No way, man. No way is the government going to tell me what to do, man. No square in a tie is going to tell me how to live my life. Oh. It’s for my own good? Oh, ok.

2006_6_health_bloomberg.jpgEarlier this week, Mayor Bloomberg spoke at a public health law conference in Atlanta conducted by the CDC where he recommended that other cities should follow New York’s example of promoting better health through law. He said that chronic diseases, such as diabetes, are a New Yorker’s "biggest health threat" (not crazy homeless dudes who feel all stabby-stabby or epileptic cabbies who skip their morning meds), and that the government should get involved, using legislation to help its helpless citizens take responsibility for their own lives. Hizzoner implied that evils such as cigarettes and fast food are scourges on our City and we need laws and taxes to help us make the right choices.

Some past examples of some of the mayor’s words in action include higher taxes on cigarettes, the public smoking ban, and mandates on improving exercise programs in day care centers.
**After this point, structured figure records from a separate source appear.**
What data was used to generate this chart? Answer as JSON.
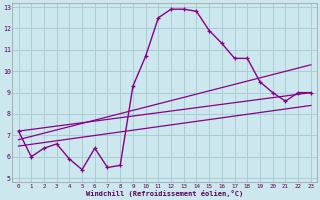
{
  "xlabel": "Windchill (Refroidissement éolien,°C)",
  "background_color": "#cce8ee",
  "grid_color": "#aacdd5",
  "line_color": "#880088",
  "x_hours": [
    0,
    1,
    2,
    3,
    4,
    5,
    6,
    7,
    8,
    9,
    10,
    11,
    12,
    13,
    14,
    15,
    16,
    17,
    18,
    19,
    20,
    21,
    22,
    23
  ],
  "y_main": [
    7.2,
    6.0,
    6.4,
    6.6,
    5.9,
    5.4,
    6.4,
    5.5,
    5.6,
    9.3,
    10.7,
    12.5,
    12.9,
    12.9,
    12.8,
    11.9,
    11.3,
    10.6,
    10.6,
    9.5,
    9.0,
    8.6,
    9.0,
    9.0
  ],
  "ylim": [
    4.8,
    13.2
  ],
  "xlim": [
    -0.5,
    23.5
  ],
  "yticks": [
    5,
    6,
    7,
    8,
    9,
    10,
    11,
    12,
    13
  ],
  "xticks": [
    0,
    1,
    2,
    3,
    4,
    5,
    6,
    7,
    8,
    9,
    10,
    11,
    12,
    13,
    14,
    15,
    16,
    17,
    18,
    19,
    20,
    21,
    22,
    23
  ],
  "trend1_start": 6.8,
  "trend1_end": 10.3,
  "trend2_start": 7.2,
  "trend2_end": 9.0,
  "trend3_start": 6.5,
  "trend3_end": 8.4
}
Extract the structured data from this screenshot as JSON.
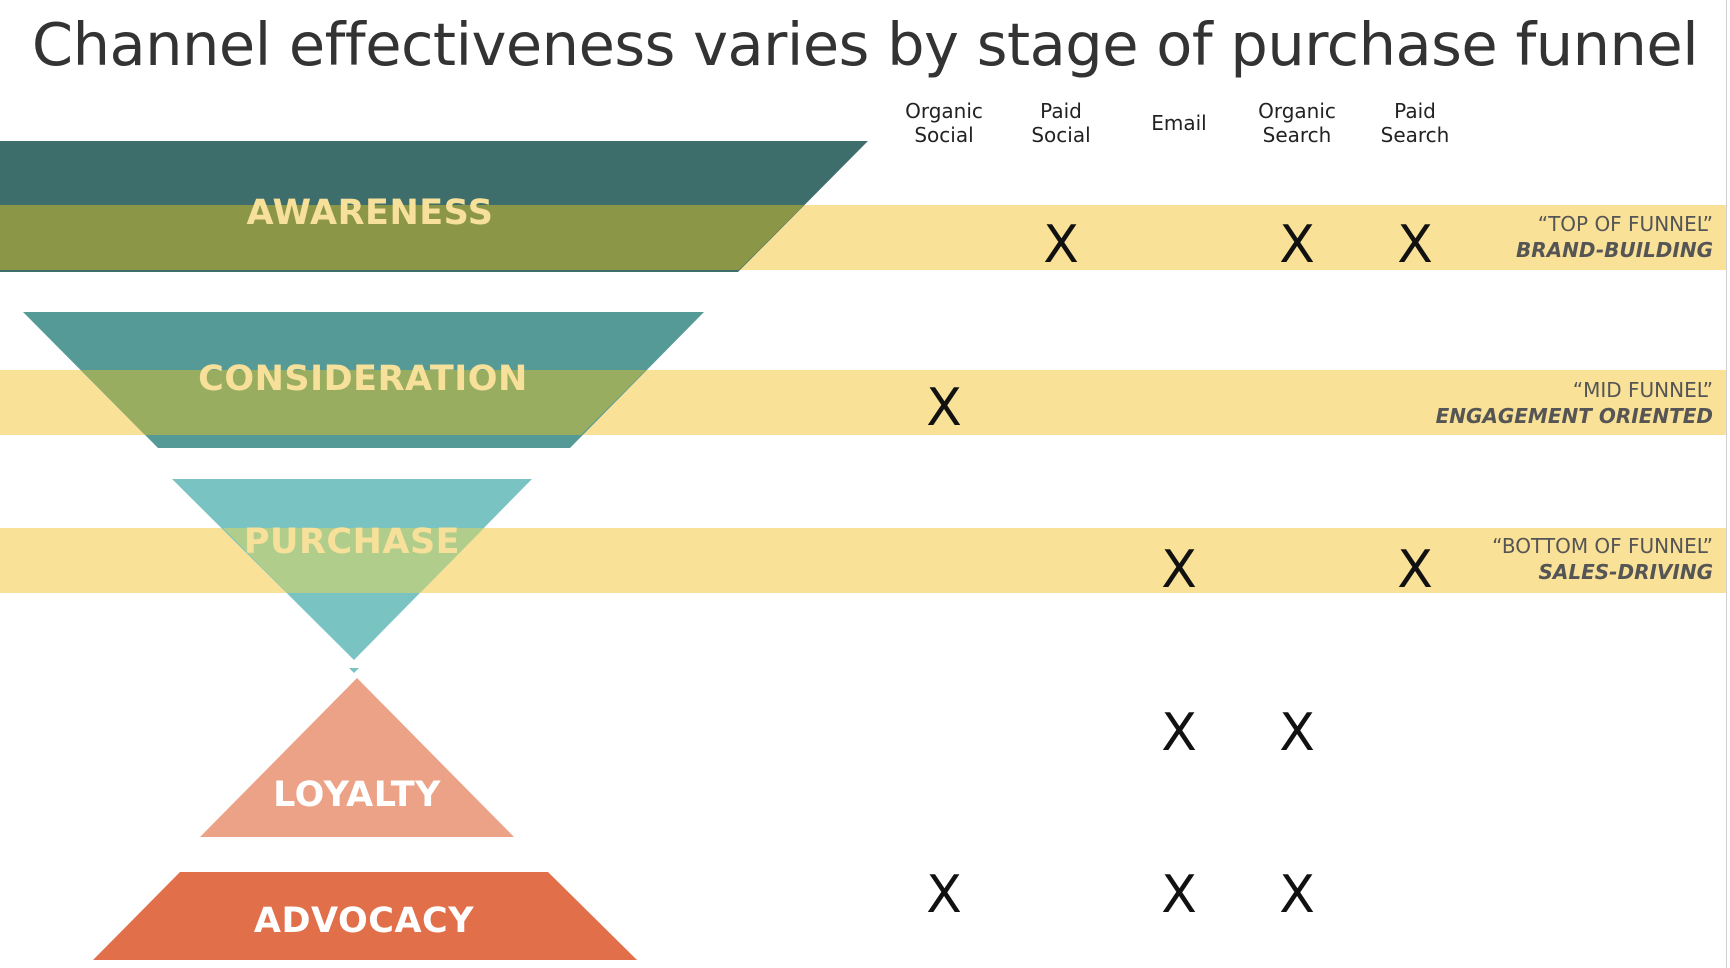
{
  "title": "Channel effectiveness varies by stage of purchase funnel",
  "columns": [
    {
      "line1": "Organic",
      "line2": "Social"
    },
    {
      "line1": "Paid",
      "line2": "Social"
    },
    {
      "line1": "Email",
      "line2": ""
    },
    {
      "line1": "Organic",
      "line2": "Search"
    },
    {
      "line1": "Paid",
      "line2": "Search"
    }
  ],
  "stages": [
    {
      "label": "AWARENESS",
      "color": "#3d6e6b",
      "marks": [
        "",
        "X",
        "",
        "X",
        "X"
      ],
      "note_quote": "“TOP OF FUNNEL”",
      "note_desc": "BRAND-BUILDING"
    },
    {
      "label": "CONSIDERATION",
      "color": "#569a98",
      "marks": [
        "X",
        "",
        "",
        "",
        ""
      ],
      "note_quote": "“MID FUNNEL”",
      "note_desc": "ENGAGEMENT ORIENTED"
    },
    {
      "label": "PURCHASE",
      "color": "#79c3c2",
      "marks": [
        "",
        "",
        "X",
        "",
        "X"
      ],
      "note_quote": "“BOTTOM OF FUNNEL”",
      "note_desc": "SALES-DRIVING"
    },
    {
      "label": "LOYALTY",
      "color": "#eba287",
      "marks": [
        "",
        "",
        "X",
        "X",
        ""
      ],
      "note_quote": "",
      "note_desc": ""
    },
    {
      "label": "ADVOCACY",
      "color": "#e06f4a",
      "marks": [
        "X",
        "",
        "X",
        "X",
        ""
      ],
      "note_quote": "",
      "note_desc": ""
    }
  ],
  "colors": {
    "band": "#f9e197",
    "overlap": "#8b9647",
    "title": "#333333"
  }
}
The mayor shared that another scheme currently being cooked up involves “legal” ways to encourage exercise among all New Yorkers. We shudder at what those might be.

Some of Bloomy’s legislation-fuelled accomplishments include a drop in the teen smoking rate from 1 out of 4 to 1 out of 10 as well as reduced gun traffic into NYC. While we appreciate these benefits, it really is a shame that we need City Hall to step in and help us be healthier.

The mayor also used his podium time to complain about how NYC was shortchanged when it came time to distribute anti-bioterrorism funds, citing the 3 bucks a person we’ll get compared to the more than 8 bucks a person that South Dakota is assigned. With such well thought out planning, we'd be fools not to listen to our government.